Let’s face it, part of the reason we all flock to period drama adaptations of Jane Austen’s work is that to a certain extent, we know what to expect. We know it’s likely to be beautiful, with rich costumes and sweeping music. It’s also likely to be slower paced than regular cinema, taking its time over character developments to advance the plot in small motions.
Love & Friendship, last year’s adaptation of Austen’s early novella Lady Susan, disregards those unspoken rules almost completely. Luckily, it does so with charm.
Turning around, it laughs at those rules in a manner that we can imagine Austen herself. After all, this was the woman who wrote famously in a letter: “I do not want people to be very agreeable, as it saves me the trouble of liking them a great deal.” Her cynical wit peppers adaptations but the romance angle has ultimately always dominated. Love & Friendship meanwhile, happily pastiches the rose-tinted dramas and let Austen’s razor-sharp observations come to the fore instead.
Even the title isn’t quite right, taken from a childhood tale that Austen wrote for her family. The plot instead follows the far less interesting sounding Lady Susan, about an opportunistic widow (Kate Beckinsale), who is pursuing beneficial matches for both her and her timid daughter Frederica (Morfydd Clark). However, Lady Susan isn’t going to simply settle on an easy choice, using her charms to bewitch a number of eligible men before finding the very best option for a life of comfort.

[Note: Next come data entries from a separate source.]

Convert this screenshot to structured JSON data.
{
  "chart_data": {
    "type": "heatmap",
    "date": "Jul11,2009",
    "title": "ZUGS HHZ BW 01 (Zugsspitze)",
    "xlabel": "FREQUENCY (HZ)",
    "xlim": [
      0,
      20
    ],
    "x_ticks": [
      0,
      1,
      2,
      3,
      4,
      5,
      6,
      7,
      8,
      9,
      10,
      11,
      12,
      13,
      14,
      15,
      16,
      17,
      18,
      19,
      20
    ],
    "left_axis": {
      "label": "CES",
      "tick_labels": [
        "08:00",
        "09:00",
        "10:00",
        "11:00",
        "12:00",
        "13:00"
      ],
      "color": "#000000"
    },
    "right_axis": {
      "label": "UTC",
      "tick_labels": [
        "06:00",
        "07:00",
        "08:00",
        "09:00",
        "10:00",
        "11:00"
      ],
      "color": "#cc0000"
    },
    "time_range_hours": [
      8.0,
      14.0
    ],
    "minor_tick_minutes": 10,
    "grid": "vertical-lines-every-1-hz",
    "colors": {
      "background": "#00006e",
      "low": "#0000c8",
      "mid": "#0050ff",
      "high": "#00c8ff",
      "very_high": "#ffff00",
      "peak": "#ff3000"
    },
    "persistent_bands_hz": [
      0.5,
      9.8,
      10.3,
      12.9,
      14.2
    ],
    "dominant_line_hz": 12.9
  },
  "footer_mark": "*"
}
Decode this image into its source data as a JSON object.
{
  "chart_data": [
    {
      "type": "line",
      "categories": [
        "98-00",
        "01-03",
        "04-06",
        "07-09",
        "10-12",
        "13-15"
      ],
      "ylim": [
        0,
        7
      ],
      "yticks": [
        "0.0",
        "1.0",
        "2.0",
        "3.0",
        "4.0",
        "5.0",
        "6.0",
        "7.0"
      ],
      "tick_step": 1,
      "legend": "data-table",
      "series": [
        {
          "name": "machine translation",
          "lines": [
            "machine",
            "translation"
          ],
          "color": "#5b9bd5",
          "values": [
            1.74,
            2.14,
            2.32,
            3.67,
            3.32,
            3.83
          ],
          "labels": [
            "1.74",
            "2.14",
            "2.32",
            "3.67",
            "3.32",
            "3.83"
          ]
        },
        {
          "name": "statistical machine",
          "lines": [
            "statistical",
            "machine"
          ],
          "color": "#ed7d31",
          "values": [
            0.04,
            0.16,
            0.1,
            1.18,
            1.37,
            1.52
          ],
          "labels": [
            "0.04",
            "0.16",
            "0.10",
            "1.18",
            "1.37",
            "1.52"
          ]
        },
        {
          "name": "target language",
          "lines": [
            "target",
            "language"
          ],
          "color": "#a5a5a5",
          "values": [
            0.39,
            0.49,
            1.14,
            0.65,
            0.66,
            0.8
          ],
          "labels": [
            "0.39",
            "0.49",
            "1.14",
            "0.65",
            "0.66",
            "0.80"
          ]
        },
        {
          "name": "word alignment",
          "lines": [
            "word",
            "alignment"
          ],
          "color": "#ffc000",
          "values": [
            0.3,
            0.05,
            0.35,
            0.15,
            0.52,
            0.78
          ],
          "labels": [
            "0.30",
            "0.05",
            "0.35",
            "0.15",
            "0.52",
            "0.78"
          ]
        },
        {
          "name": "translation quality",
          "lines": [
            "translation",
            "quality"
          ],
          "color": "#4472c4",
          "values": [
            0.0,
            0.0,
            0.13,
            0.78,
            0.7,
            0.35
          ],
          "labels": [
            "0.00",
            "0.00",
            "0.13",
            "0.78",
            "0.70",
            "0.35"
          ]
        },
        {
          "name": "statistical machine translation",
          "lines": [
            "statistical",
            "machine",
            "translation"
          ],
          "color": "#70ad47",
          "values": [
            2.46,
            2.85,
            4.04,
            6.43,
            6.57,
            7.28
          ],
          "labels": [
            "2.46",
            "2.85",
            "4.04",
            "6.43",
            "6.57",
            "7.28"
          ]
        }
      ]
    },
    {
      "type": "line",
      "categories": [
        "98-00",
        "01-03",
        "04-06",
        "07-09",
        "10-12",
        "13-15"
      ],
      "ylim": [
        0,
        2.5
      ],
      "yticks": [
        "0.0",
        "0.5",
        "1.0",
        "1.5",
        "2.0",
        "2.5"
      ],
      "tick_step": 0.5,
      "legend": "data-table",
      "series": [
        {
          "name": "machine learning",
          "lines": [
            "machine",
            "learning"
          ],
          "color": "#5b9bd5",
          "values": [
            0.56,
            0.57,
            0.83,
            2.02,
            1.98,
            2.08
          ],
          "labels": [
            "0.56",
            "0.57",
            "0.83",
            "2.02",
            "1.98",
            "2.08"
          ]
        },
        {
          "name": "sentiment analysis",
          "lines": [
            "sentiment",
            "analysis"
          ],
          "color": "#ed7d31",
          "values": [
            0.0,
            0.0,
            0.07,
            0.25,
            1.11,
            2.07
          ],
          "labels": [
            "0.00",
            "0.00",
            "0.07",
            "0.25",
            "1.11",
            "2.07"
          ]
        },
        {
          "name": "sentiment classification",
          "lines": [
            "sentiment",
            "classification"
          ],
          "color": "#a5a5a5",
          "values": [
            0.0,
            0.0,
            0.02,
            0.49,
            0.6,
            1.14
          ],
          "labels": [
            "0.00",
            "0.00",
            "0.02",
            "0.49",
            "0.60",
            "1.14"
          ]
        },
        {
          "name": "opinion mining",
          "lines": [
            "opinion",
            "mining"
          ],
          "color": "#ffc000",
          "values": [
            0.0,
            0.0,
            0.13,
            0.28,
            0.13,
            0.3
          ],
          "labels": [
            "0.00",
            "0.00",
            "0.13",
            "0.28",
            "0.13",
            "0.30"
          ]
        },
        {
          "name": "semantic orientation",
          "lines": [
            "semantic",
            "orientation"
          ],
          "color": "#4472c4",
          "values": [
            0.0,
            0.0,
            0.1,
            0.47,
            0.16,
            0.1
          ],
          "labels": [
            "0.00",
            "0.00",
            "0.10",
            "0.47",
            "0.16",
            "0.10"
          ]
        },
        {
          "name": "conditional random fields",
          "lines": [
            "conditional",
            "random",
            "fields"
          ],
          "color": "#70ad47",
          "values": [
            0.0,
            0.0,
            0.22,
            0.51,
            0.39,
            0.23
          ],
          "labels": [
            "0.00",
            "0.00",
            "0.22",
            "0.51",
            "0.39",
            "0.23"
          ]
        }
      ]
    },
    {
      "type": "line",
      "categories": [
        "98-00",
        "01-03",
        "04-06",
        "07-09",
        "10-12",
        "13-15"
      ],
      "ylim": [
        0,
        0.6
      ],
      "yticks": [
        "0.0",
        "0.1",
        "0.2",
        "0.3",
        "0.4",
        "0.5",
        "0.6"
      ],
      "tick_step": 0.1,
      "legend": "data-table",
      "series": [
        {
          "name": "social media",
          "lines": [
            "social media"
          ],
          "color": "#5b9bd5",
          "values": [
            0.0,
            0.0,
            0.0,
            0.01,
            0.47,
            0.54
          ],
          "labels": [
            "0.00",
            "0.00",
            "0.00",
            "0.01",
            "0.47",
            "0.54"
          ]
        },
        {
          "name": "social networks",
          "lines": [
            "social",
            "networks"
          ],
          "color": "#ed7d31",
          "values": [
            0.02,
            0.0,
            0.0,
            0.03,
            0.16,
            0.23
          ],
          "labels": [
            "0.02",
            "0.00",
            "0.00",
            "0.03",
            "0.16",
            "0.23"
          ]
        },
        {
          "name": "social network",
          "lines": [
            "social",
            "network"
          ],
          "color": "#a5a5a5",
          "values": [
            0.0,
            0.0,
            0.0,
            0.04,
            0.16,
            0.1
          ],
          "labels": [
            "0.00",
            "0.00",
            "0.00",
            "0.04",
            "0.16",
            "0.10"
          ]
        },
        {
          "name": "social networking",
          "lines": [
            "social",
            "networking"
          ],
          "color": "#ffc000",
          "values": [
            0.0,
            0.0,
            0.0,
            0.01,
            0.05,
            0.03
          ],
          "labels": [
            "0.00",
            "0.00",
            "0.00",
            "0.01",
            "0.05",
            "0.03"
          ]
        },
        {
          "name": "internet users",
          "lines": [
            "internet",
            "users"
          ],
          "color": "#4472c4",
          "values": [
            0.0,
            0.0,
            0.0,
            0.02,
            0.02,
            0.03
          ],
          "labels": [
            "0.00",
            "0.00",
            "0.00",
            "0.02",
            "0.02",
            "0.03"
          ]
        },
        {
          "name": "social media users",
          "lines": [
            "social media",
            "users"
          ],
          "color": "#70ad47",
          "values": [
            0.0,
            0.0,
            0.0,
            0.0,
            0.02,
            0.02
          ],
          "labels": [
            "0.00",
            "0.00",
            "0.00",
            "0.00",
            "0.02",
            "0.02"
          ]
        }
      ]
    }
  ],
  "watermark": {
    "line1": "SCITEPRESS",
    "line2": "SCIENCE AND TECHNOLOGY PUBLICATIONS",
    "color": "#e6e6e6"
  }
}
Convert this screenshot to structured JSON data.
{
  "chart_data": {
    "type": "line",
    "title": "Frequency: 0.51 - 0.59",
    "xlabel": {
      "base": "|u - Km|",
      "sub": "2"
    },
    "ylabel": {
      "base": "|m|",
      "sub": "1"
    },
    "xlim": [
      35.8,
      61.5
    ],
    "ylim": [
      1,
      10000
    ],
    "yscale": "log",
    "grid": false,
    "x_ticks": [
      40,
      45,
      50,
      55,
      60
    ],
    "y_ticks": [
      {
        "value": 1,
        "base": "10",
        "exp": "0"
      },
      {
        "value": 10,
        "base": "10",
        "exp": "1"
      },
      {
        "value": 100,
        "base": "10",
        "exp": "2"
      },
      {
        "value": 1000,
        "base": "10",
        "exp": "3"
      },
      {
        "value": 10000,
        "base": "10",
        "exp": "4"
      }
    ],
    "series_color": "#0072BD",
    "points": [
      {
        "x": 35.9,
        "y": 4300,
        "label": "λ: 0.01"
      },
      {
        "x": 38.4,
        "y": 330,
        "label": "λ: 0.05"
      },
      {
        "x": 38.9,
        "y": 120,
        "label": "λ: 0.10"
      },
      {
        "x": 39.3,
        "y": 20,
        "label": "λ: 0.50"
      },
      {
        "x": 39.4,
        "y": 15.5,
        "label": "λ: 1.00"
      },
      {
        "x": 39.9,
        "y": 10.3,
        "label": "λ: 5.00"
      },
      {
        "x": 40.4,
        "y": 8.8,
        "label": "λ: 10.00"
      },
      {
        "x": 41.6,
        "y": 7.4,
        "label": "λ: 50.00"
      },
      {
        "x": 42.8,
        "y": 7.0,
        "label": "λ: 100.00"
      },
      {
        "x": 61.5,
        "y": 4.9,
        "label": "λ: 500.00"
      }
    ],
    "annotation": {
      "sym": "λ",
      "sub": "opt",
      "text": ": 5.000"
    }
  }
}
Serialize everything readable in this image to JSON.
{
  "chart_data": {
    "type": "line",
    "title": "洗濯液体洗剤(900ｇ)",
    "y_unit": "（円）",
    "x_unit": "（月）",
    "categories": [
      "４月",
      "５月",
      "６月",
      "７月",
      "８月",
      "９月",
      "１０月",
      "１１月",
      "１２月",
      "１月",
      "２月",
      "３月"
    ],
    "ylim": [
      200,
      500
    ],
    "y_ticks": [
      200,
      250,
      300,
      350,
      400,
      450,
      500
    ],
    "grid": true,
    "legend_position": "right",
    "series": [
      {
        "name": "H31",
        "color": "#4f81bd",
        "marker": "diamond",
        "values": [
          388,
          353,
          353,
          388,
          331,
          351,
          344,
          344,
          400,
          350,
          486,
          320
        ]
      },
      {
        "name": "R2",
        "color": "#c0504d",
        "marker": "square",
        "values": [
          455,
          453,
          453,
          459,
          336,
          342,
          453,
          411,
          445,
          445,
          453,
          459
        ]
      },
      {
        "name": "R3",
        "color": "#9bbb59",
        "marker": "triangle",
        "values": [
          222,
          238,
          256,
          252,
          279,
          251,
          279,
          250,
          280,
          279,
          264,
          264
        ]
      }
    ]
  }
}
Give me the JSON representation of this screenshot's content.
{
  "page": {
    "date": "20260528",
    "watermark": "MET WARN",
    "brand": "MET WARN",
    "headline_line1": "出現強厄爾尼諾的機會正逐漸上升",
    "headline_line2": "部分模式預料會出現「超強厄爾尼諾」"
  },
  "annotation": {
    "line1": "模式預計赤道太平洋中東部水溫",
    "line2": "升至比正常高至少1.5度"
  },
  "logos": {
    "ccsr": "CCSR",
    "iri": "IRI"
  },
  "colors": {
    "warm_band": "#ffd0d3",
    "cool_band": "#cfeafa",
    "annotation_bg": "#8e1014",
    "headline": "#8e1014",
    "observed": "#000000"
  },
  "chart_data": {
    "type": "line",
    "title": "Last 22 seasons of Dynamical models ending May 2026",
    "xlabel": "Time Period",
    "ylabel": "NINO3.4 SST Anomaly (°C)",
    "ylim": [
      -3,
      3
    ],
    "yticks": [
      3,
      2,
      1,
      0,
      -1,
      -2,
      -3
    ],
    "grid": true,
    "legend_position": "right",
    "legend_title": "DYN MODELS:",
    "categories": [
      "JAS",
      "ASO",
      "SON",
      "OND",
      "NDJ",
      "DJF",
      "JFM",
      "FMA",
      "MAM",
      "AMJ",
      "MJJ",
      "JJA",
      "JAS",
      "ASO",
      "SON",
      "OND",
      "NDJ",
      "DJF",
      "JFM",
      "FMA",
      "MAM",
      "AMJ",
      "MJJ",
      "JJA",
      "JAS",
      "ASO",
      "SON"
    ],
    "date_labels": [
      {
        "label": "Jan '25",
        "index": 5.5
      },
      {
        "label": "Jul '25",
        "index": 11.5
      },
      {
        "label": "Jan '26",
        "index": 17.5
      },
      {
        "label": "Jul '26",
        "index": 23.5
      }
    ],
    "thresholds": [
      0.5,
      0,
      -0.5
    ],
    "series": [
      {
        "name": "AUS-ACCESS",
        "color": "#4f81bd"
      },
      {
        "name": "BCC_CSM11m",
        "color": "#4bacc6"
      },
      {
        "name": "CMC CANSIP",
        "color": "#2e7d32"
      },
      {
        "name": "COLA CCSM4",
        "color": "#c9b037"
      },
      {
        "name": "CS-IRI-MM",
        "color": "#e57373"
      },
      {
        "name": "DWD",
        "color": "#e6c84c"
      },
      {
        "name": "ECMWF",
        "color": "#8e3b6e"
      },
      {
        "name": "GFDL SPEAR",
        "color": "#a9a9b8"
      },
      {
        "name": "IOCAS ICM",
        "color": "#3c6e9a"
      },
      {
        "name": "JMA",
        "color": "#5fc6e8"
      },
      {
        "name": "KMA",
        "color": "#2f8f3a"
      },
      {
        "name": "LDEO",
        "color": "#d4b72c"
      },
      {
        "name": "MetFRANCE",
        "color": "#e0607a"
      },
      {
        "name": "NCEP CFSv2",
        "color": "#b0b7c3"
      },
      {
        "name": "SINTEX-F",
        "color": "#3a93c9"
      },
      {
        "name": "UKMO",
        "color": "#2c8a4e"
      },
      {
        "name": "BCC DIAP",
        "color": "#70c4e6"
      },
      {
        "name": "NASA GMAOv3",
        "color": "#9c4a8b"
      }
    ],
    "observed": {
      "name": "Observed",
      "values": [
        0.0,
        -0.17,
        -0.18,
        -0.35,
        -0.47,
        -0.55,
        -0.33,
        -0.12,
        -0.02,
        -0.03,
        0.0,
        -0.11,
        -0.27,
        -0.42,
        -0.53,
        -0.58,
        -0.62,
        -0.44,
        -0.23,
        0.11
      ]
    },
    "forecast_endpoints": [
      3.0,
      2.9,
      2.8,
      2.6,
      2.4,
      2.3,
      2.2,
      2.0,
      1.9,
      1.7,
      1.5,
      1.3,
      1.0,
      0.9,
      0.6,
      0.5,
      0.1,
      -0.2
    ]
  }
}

It boasts an interesting cast, from Australian Xavier Samuel, who plays the naive Reginald DeCourcy, to American Chloe Sevigny, as both feature in their first Austen period drama. Some, such as Beckinsale and Jemma Redgrave, are already old hands however, having appeared in adaptations of Emma and Mansfield Park respectively. It makes for a refreshing change, when often so many television dramas are dominated by the same people. The inclusion of Sevigny also adds for a cynical joke not present in the source text, where much is made of her overseas origins and accent.
Written and directed by Whit Stillman, best known for 1990’s Metropolitan, nothing is precious. Although there is some joy to be found in Lady Susan’s change from black mourning clothes to bold jewel tones, the costumes often lack consistency fitting with the period. Likewise, the music is treated as a scene changing tool, rather than an amplifying addition to the action on scene. Everything is fast paced, to the point where complex character connections have to be summed up in wry subtitled introduction shots.
Instead what we’re here for is to enjoy the sharp conversations and the scheming heroine. Kate Beckinsale clearly delights in her role, embodying just the right amount of charm in a woman who should really be difficult to like at all. Jenn Murray also has a particularly notable appearance as the spurned wife of one of Lady Susan’s admirers. Already having proved her talent briefly in Brooklyn last year, her shrill fury is played perfectly for laughs.
Love & Friendship is unlike any other direct Austen text adaptation, refusing to bow down under the weight of classic conventions and transforming it into an adaptation for complete newcomers, as well as established devotees. It’s funny and cynical, unconcerned with romance but dedicated to the wry undertones that permeate those timeless novels. Best of all, Jane Austen would love it.